GI endoscopy procedures often require repetitive motions over a lengthy period of time, so they can put undue strain on endoscopists.

One of the main reasons for GI endoscopy’s ergonomic challenges is the device itself. Endoscopes come in a standard size rather than fitted for each endoscopist’s size and strength. In addition, this size and shape has not been radically altered since the 1980s.

Thumb and finger force and torque is required to manipulate dials during procedures. The experience is different for every endoscopist, however, since buttons and dials are in set positions on a one-size control body.

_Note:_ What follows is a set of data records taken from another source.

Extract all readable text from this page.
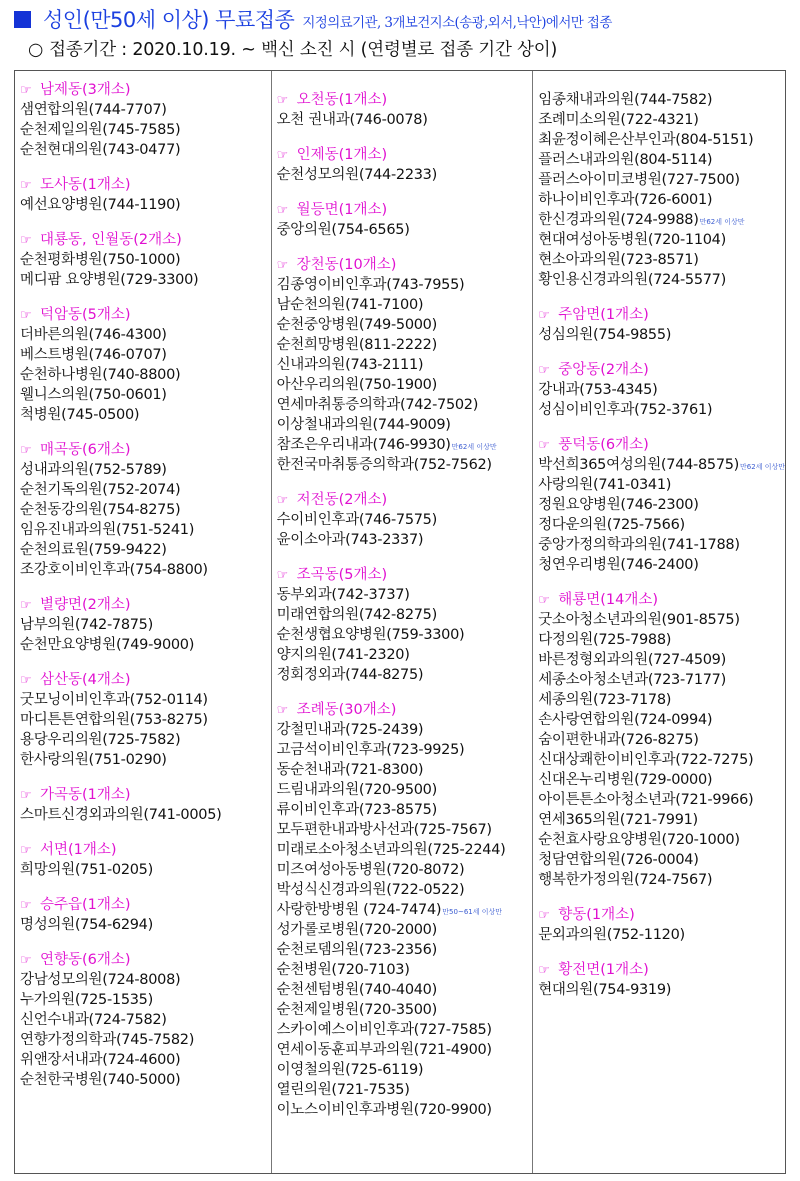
성인(만50세 이상) 무료접종 지정의료기관, 3개보건지소(송광,외서,낙안)에서만 접종
○ 접종기간 : 2020.10.19. ~ 백신 소진 시 (연령별로 접종 기간 상이)
☞ 남제동(3개소)
샘연합의원(744-7707)
순천제일의원(745-7585)
순천현대의원(743-0477)
☞ 도사동(1개소)
예선요양병원(744-1190)
☞ 대룡동, 인월동(2개소)
순천평화병원(750-1000)
메디팜 요양병원(729-3300)
☞ 덕암동(5개소)
더바른의원(746-4300)
베스트병원(746-0707)
순천하나병원(740-8800)
웰니스의원(750-0601)
척병원(745-0500)
☞ 매곡동(6개소)
성내과의원(752-5789)
순천기독의원(752-2074)
순천동강의원(754-8275)
임유진내과의원(751-5241)
순천의료원(759-9422)
조강호이비인후과(754-8800)
☞ 별량면(2개소)
남부의원(742-7875)
순천만요양병원(749-9000)
☞ 삼산동(4개소)
굿모닝이비인후과(752-0114)
마디튼튼연합의원(753-8275)
용당우리의원(725-7582)
한사랑의원(751-0290)
☞ 가곡동(1개소)
스마트신경외과의원(741-0005)
☞ 서면(1개소)
희망의원(751-0205)
☞ 승주읍(1개소)
명성의원(754-6294)
☞ 연향동(6개소)
강남성모의원(724-8008)
누가의원(725-1535)
신언수내과(724-7582)
연향가정의학과(745-7582)
위앤장서내과(724-4600)
순천한국병원(740-5000)
☞ 오천동(1개소)
오천 권내과(746-0078)
☞ 인제동(1개소)
순천성모의원(744-2233)
☞ 월등면(1개소)
중앙의원(754-6565)
☞ 장천동(10개소)
김종영이비인후과(743-7955)
남순천의원(741-7100)
순천중앙병원(749-5000)
순천희망병원(811-2222)
신내과의원(743-2111)
아산우리의원(750-1900)
연세마취통증의학과(742-7502)
이상철내과의원(744-9009)
참조은우리내과(746-9930)만62세 이상만
한전국마취통증의학과(752-7562)
☞ 저전동(2개소)
수이비인후과(746-7575)
윤이소아과(743-2337)
☞ 조곡동(5개소)
동부외과(742-3737)
미래연합의원(742-8275)
순천생협요양병원(759-3300)
양지의원(741-2320)
정회정외과(744-8275)
☞ 조례동(30개소)
강철민내과(725-2439)
고금석이비인후과(723-9925)
동순천내과(721-8300)
드림내과의원(720-9500)
류이비인후과(723-8575)
모두편한내과방사선과(725-7567)
미래로소아청소년과의원(725-2244)
미즈여성아동병원(720-8072)
박성식신경과의원(722-0522)
사랑한방병원 (724-7474)만50~61세 이상만
성가롤로병원(720-2000)
순천로뎀의원(723-2356)
순천병원(720-7103)
순천센텀병원(740-4040)
순천제일병원(720-3500)
스카이예스이비인후과(727-7585)
연세이동훈피부과의원(721-4900)
이영철의원(725-6119)
열린의원(721-7535)
이노스이비인후과병원(720-9900)
임종채내과의원(744-7582)
조례미소의원(722-4321)
최윤정이혜은산부인과(804-5151)
플러스내과의원(804-5114)
플러스아이미코병원(727-7500)
하나이비인후과(726-6001)
한신경과의원(724-9988)만62세 이상만
현대여성아동병원(720-1104)
현소아과의원(723-8571)
황인용신경과의원(724-5577)
☞ 주암면(1개소)
성심의원(754-9855)
☞ 중앙동(2개소)
강내과(753-4345)
성심이비인후과(752-3761)
☞ 풍덕동(6개소)
박선희365여성의원(744-8575)만62세 이상만
사랑의원(741-0341)
정원요양병원(746-2300)
정다운의원(725-7566)
중앙가정의학과의원(741-1788)
청연우리병원(746-2400)
☞ 해룡면(14개소)
굿소아청소년과의원(901-8575)
다정의원(725-7988)
바른정형외과의원(727-4509)
세종소아청소년과(723-7177)
세종의원(723-7178)
손사랑연합의원(724-0994)
숨이편한내과(726-8275)
신대상쾌한이비인후과(722-7275)
신대온누리병원(729-0000)
아이튼튼소아청소년과(721-9966)
연세365의원(721-7991)
순천효사랑요양병원(720-1000)
청담연합의원(726-0004)
행복한가정의원(724-7567)
☞ 향동(1개소)
문외과의원(752-1120)
☞ 황전면(1개소)
현대의원(754-9319)
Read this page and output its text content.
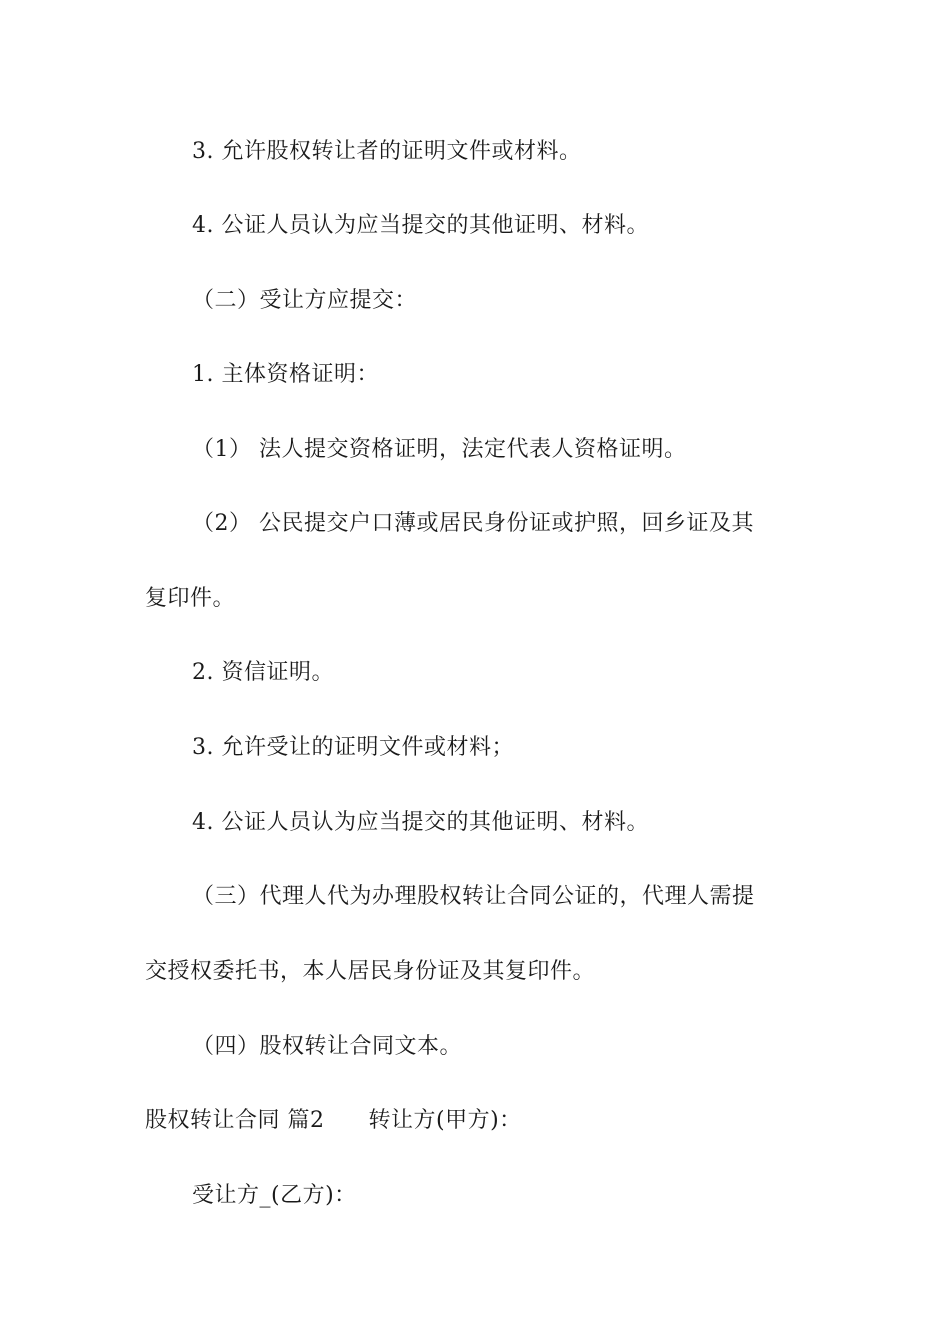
3. 允许股权转让者的证明文件或材料。
4. 公证人员认为应当提交的其他证明、材料。
（二）受让方应提交：
1. 主体资格证明：
（1） 法人提交资格证明，法定代表人资格证明。
（2） 公民提交户口薄或居民身份证或护照，回乡证及其
复印件。
2. 资信证明。
3. 允许受让的证明文件或材料；
4. 公证人员认为应当提交的其他证明、材料。
（三）代理人代为办理股权转让合同公证的，代理人需提
交授权委托书，本人居民身份证及其复印件。
（四）股权转让合同文本。
股权转让合同 篇2 转让方(甲方)：
受让方_(乙方)：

Typically, women endoscopists have smaller hands and a weaker grip force than men, according to the article. This means female gastroenterologists generally have to work harder to achieve the same level of force on the scope during procedures.

Recommended Solutions

The article’s authors propose three main upgrades to address the specific needs of female providers:

  1. Endoscope Design: One handle size does not fit all, especially when women typically have smaller hands and less hand strength — particularly lower grip and pinch force — than their male colleagues.
  2. Endoscopy Suite Layout: Adjustable beds and monitors enable optimal placement for endoscopists of different heights. Their head, neck, shoulders, and back should be in a neutral position during procedures.
  3. Advanced Procedures: Two-piece lead aprons allow a more even distribution of weight during fluoroscopic procedures. Fluoroscopy and endoscopy monitors should also be placed close together to limit neck torsion and eye strain.

GI endoscopists should also adjust schedules to allow for adequate mircrobreaks and stretching between procedures, in lieu of immediate changes to endoscope design, according to the authors.